Just days after making a pledge to power all of its worldwide data centers with 100 percent renewable energy by the end of 2017, Google very quietly opened its Eemshaven, Netherlands facility last week, according to Dutch online news service NU.nl, which spoke to local union leaders there.
But the news wasn’t even covered on Google’s own Web page for the facility, and Google has yet to respond to Data Center Knowledge’s request for details.
When ground was broken on the project in September 2014, it was to be built on 109 acres of prime real estate in the Dutch seaport, with a projected investment of $773 million. As it stands, the facility was opened on time, although we know nothing more yet about the company’s budget goals.
In a company blog post published at the time of groundbreaking, William Echikson, who headed Google’s data center community relations then, pledged that the facility would run on 100 percent renewable energy, and would be fully free-cooled, including with the use of “grey water” (unfiltered, untreated, but not yet waste water).

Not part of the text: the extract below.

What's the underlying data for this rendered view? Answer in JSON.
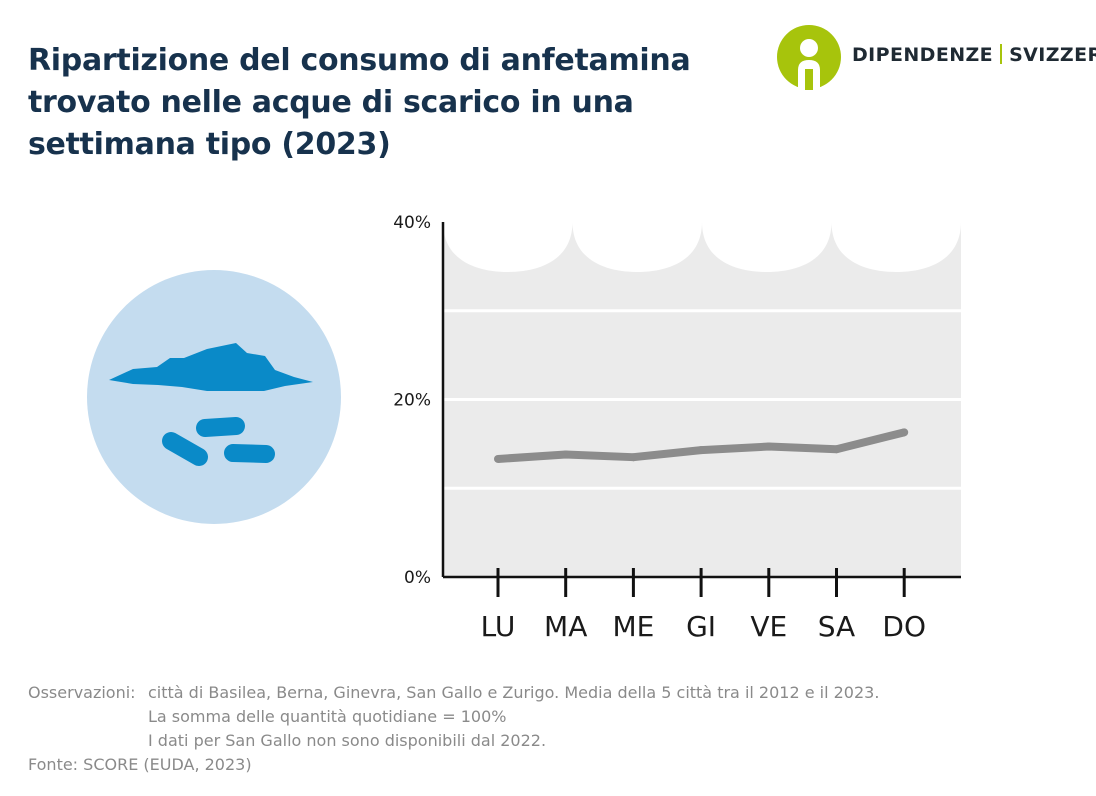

Indeed, just a few months after that post, Google entered into a 10-year deal with Eneco, one of the Netherlands’ major gas producers. That company had already been constructing a 19-turbine wind farm in Delfzijl, just a few miles south, using partially offshore turbines built on an artificial reef. That production facility opened in September 2015, with Eneco reporting its total production capacity at 62.7 MW.
Although that facility could power as many as 55,000 Dutch households, the industry publication Wind Power Intelligence reported the previous December that Eneco’s 10-year deal with Google was for its entire output.
So why the quiet attitude? It would appear Google’s project is another in a string of successes.
As it turns out, a former Google director and European data center contract negotiator named Simon Tusha pled guilty last May to one count of conspiracy to defraud the U.S.
Specifically, Tusha admitted to receiving kickbacks from both Dutch and British companies, and then hiding those kickback funds through a series of shell companies. U.S. investigators stumbled onto Tusha, according to the Pittsburgh Post-Gazette, quite by accident — through a criminal investigation of a Pennsylvania drug ring operated by one of the men involved in Tusha’s shell companies.
Late last month, Dutch real estate magnate Rudy Stroink, the former head of TCN Group, known in the Netherlands as the “Mr. Clean of Real Estate” — was indicted for allegedly paying out the bribes, totaling some €1.7 million, to which Tusha pled guilty of receiving.
The story is front-page, live-coverage news all over the Netherlands, involving one of its most well-known public figures.
For its part, Google has distanced itself from the proceedings, issuing a statement last month saying that the Eemshaven project began after Tusha had already left the company, and adding, “We are the victim of the crimes that will be charged.”